During the first confinement in Italy, Francis was isolated in his library on Sunday for the Angelus prayer, but then appeared frequently but briefly to a window to greet an almost empty St. Peter’s Square. He was vaccinated against COVID in January and February.
In Argentinian journalist Nelson Castro’s book “The Health of the Popes”, published earlier this year, the Pope already had some additional information about his medical history, such as a “serious lung image” in 1957 and the anxious neurosis he suffers, but nothing from the colon.
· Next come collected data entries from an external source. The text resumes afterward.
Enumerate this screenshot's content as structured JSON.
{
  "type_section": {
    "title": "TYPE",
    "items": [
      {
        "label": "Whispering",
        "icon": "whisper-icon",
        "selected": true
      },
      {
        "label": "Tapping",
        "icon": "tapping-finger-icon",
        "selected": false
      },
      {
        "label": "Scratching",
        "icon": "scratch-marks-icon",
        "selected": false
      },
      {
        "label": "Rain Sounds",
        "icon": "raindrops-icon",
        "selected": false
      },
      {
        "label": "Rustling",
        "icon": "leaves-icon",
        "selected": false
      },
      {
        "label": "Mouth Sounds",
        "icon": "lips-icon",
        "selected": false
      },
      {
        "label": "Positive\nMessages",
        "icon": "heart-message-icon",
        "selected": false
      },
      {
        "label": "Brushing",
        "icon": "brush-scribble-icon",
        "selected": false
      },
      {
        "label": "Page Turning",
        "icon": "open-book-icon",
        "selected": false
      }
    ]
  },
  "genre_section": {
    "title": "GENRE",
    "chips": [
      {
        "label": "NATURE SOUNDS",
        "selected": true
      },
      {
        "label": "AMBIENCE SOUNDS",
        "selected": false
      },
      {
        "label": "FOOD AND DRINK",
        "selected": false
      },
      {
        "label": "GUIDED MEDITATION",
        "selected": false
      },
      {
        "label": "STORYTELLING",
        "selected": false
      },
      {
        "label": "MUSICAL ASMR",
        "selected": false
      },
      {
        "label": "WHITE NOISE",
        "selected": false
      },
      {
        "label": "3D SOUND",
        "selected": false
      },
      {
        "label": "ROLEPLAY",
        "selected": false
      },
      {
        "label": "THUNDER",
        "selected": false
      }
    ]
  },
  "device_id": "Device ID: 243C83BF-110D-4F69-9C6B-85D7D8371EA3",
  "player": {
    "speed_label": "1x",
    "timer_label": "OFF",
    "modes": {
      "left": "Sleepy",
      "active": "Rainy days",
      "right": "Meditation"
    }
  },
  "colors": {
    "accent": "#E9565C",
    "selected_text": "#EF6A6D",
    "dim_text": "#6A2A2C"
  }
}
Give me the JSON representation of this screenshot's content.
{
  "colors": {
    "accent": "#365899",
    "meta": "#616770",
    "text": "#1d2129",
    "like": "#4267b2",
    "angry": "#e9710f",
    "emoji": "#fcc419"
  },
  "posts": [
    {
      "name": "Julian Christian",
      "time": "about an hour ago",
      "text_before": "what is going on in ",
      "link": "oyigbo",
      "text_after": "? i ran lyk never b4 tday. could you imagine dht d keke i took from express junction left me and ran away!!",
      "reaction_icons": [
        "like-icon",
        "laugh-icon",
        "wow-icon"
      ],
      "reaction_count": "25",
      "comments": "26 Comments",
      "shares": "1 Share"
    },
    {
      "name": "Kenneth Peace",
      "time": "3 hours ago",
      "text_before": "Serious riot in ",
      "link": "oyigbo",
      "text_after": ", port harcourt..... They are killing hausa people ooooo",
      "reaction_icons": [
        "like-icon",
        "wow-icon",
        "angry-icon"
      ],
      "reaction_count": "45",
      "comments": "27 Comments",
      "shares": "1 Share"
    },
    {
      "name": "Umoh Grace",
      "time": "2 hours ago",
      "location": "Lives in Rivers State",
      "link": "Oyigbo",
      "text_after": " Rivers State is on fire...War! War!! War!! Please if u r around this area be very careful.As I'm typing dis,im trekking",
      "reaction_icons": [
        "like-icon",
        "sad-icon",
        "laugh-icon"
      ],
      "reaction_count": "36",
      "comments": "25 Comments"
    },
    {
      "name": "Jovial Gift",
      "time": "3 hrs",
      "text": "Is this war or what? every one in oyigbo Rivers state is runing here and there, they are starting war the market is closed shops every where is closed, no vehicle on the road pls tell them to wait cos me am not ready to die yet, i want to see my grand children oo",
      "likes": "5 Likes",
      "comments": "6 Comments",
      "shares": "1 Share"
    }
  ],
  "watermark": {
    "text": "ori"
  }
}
The doctor who operated on the Pope, Alfieri, is Roman and is 55 years old. He attended the Faculty of Medicine and Surgery of the Catholic University of Rome from 1986 to 1992, when he obtained a 110 out of 110. Five years later he specialized in general surgery. In 2018, he became ordinary professor of general surgery and is currently head of the digestive surgery department at the Gemelli polyclinic, as well as coordinator of the colon-rectum and pancreas surgery centers.
Francisco’s surgeon has performed over 9,000 operations to date. He comes from the direct line and the school of surgeons close to the popes. In fact, Alfieri was a pupil of the surgeon Giovanni Battista Doglietto, who in turn was part of the team of Francesco Crucitti, who went down in history as the surgeon of John Paul II for having operated on him three times.